Pensemos ahora en un hongo, pero no en eso que recolectamos de modo insensato con excesiva frecuencia, que no pasa de ser el cuerpo fructífero del hongo. Recordemos que un hongo es un ser vivo que ha merecido un reino propio, pues no puede encuadrarse entre las plantas ni los animales, y que está formado por un complicado conjunto de filamentos pluricelulares conocido como micelio. Algo así como una densa red de hilos que se extiende por el subsuelo hasta alcanzar dimensiones gigantescas. Peter Wohlleben (1) cuenta que el ejemplar más grande hallado hasta ahora vive en el Malheur National Forest de Estados Unidos, con una superficie de nueve kilómetros cuadrados, un peso de 600 toneladas y ya soplando varios miles de velitas en cada cumpleaños. Si alguien ha visto una ballena azul —el animal más grande del mundo—, podrá hacerse una idea de estas dimensiones —algunos necesitamos calculadora—: este hongo podría servir de mantel para unas 30.000 ballenas y pesaría tanto como cuatro de estos gigantescos mamíferos.
Micelio de champiñón (Fuente: Creative Commons)
Bueno, el caso es que este micelio fúngico se encarga de prestar un servicio de gran valor para los árboles sirviendo de canal para transmitir mensajes de todo calado: que si un ataque de insectos por aquí, una sequía por allá… A cambio, el hongo solo pide un aporte de energía, que se traduce en una parte de la producción vegetal en forma de azúcares, un tercio del total. Las matemáticas nos dicen que esto es algo más del 30% del rendimiento laboral del árbol, y tal aportación no supone merma alguna para su desarrollo. Y pensar que la pobreza en el mundo se borraría del mapa con solo el 0,7% del PIB de los países ricos…

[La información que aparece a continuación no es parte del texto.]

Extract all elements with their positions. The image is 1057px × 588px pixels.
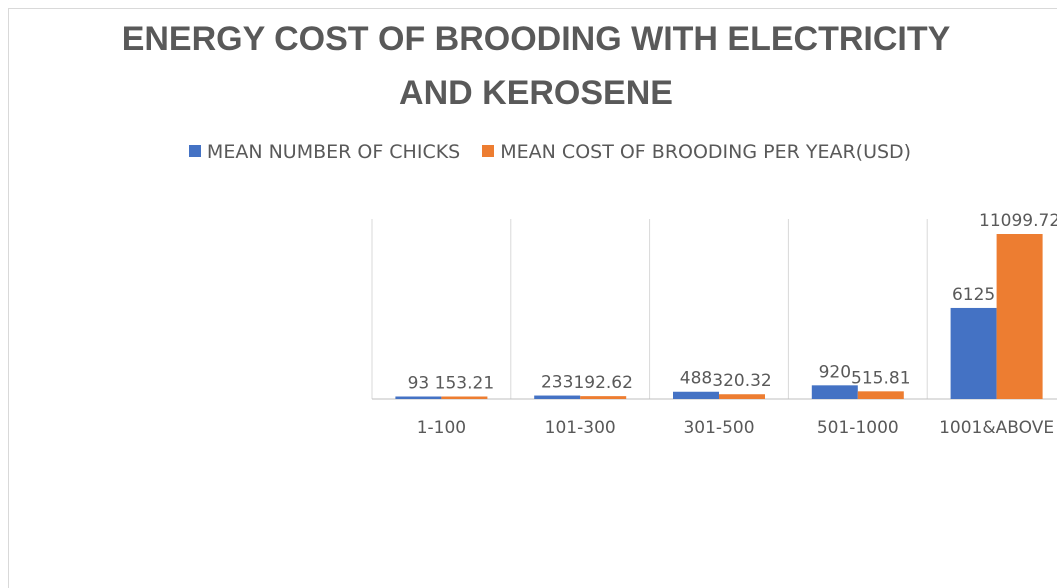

La pregunta que surge en este punto es sencilla: ¿Por qué los cuerpos fructíferos de los hongos se concentran en esta época otoñal y no en primavera o verano? La respuesta es también sencilla: en primavera y verano se produce el máximo desarrollo de las plantas y requieren el máximo de recursos nutritivos. Esto significa que consumen la mayor parte de los azúcares que producen en la fotosíntesis para formar las hojas, las nuevas ramas, las flores y los frutos. Deben, además, acumular reservas para la época fría, que es cuando pueden donar graciosamente los excedentes a sus socios subterráneos. Cuando termina el crecimiento de las plantas empieza el de los hongos.
“Hay que decir que, con respecto a los árboles, no se comporta muy respetuosamente, porque los mata para obtener nutrientes”, dice Wohlleben del hongo. Me cuesta trabajo estar de acuerdo con esta afirmación, similar a lo que algunos cuentan erróneamente del buitre. Los hongos no matan, aprovechan la materia muerta de otros seres vivos para nutrirse, limpiando el entorno de lo que se está descomponiendo. Son, por tanto, unos eficaces descomponedores que ofrecen un notable servicio de limpieza que bien vale ese 30 % de azúcar abonado por los árboles. Si pensáramos en los hongos como en unos temibles matadores, no me atrevo a poner un calificativo a los depredadores carnívoros. Y del ser humano, mejor no hablamos.
(1) Wohlleben, P. (2018). El bosque. Instrucciones de uso. Obelisco, Barcelona.